Vírus deve frear integração do comércio internacional
A crise desencadeada pelo novo coronavírus nas cadeias globais de valor (indústrias de diferentes países conectadas na fabricação de um produto) vai desacelerar o processo de interação e a dinâmica comercial entre os países, mas ainda estará longe de provocar uma desglobalização, segundo especialistas.
A avaliação é que a paralisação das fábricas para evitar a propagação da doença expôs a fragilidade das indústrias dos diversos países ao dependerem umas das outras. A cautela para contornar essa vulnerabilidade deverá desacelerar o processo de globalização.
“Se antes o mais importante era obter um insumo pelo custo mais baixo, agora, por questão de segurança, as empresas vão começar a olhar para produções em regiões mais próximas e vão querer diversificar o local de produção, diz Hubertus Bardt, diretor de pesquisa do IW (Instituto de Economia Alemã). “Só que isso tem custos adicionais, que vão dificultar e desacelerar a integração das cadeias globais de valor.”
Na mesma linha de Bardt, a pesquisadora Lisandra Flach, do Ifo-Institut (Instituto de Pesquisa Econômica da Universidade de Munique), diz que a grande lição desta crise será a necessidade de diversificação da cadeia, para reduzir a dependência de um país importador ou fornecedor. “Vejamos o caso da Alemanha: a penicilina do país vem quase exclusivamente da China. Um lockdown lá traz um efeito devastador para o setor que depende deste insumo.”
Dizer, porém, que o planeta vai viver uma desglobalização é precipitado, segundo a avaliação de Flach. “Não gosto de usar esse termo porque a exportação e a importação continuam crescendo.

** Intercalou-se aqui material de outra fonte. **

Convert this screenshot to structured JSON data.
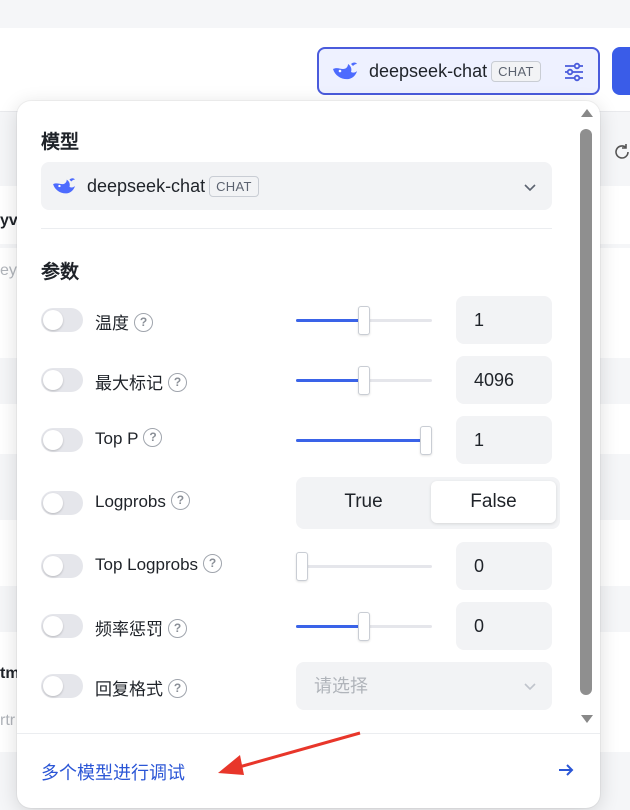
{
  "header": {
    "model_name": "deepseek-chat",
    "badge": "CHAT",
    "bg_fragments": [
      "yv",
      "ey",
      "tm",
      "rtr"
    ]
  },
  "popover": {
    "model_section_title": "模型",
    "model_select": {
      "name": "deepseek-chat",
      "badge": "CHAT"
    },
    "params_section_title": "参数",
    "params": [
      {
        "label": "温度",
        "value": "1",
        "slider_fraction": 0.5
      },
      {
        "label": "最大标记",
        "value": "4096",
        "slider_fraction": 0.5
      },
      {
        "label": "Top P",
        "value": "1",
        "slider_fraction": 0.96
      },
      {
        "label": "Logprobs",
        "options": [
          "True",
          "False"
        ],
        "selected": "False"
      },
      {
        "label": "Top Logprobs",
        "value": "0",
        "slider_fraction": 0.0
      },
      {
        "label": "频率惩罚",
        "value": "0",
        "slider_fraction": 0.5
      },
      {
        "label": "回复格式",
        "placeholder": "请选择"
      }
    ],
    "help_glyph": "?",
    "footer_link": "多个模型进行调试"
  },
  "colors": {
    "accent": "#3a63e8",
    "link": "#2b56d6",
    "annotation_arrow": "#e8362a"
  }
}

Uma redução da velocidade da globalização acho que demonstra melhor o processo atual.”
O economista Rafael Cagnin, do Iedi (Instituto de Estudos para o Desenvolvimento Industrial), afirma que a integração das indústrias já vinha perdendo ritmo desde 2008, com a crise financeira. “Esse cenário de perda de força e de incertezas das cadeias globais de valor já era captado pela literatura internacional antes da Covid-19. Acho que algumas dessas tensões devem ganham força agora.”
O índice de participação das cadeias globais de valor no comércio internacional cresceu de 38% para 52%, entre 1970 e 2008, e estagnou desde então, segundo o Banco Mundial. Também depois da crise de 2008, quatro tendências alteraram a estrutura das cadeias globais de valor, de acordo com os professores da Duke University (EUA) Lukas Brun e Garry Gereffi; e o diretor da Unctad (agência da ONU para comércio e desenvolvimento), James Zhan, em artigo publicado sobre o tema. Segundo eles, as multinacionais passaram, primeiro, a reduzir o número de seus fornecedores, de forma que pudessem racionalizar o processo, até por questão de auditoria. Também começaram a procurar fábricas com baixo custo de produção em suas próprias regiões.
Para ter resiliência nos suprimentos e não correr risco de desabastecimento, as multinacionais também passaram a fazer estoque e buscaram diversificar os locais de produção de seus fornecedores. Os autores lembram que a principal fornecedora da Apple, a chinesa Foxconn, diversificou as localizações de suas fábricas para a atender à demanda local na América do Sul.
A última tendência citada pelos pesquisadores é a mais recente: a digitalização das cadeias via tecnologias de impressão 3D, automação e tecnologia da informação. “Tudo isso veio como resposta a uma desaceleração da economia internacional, após a crise financeira e também pelo aumento progressivo de tensões comerciais, principalmente entre China e EUA”, diz Cagnin.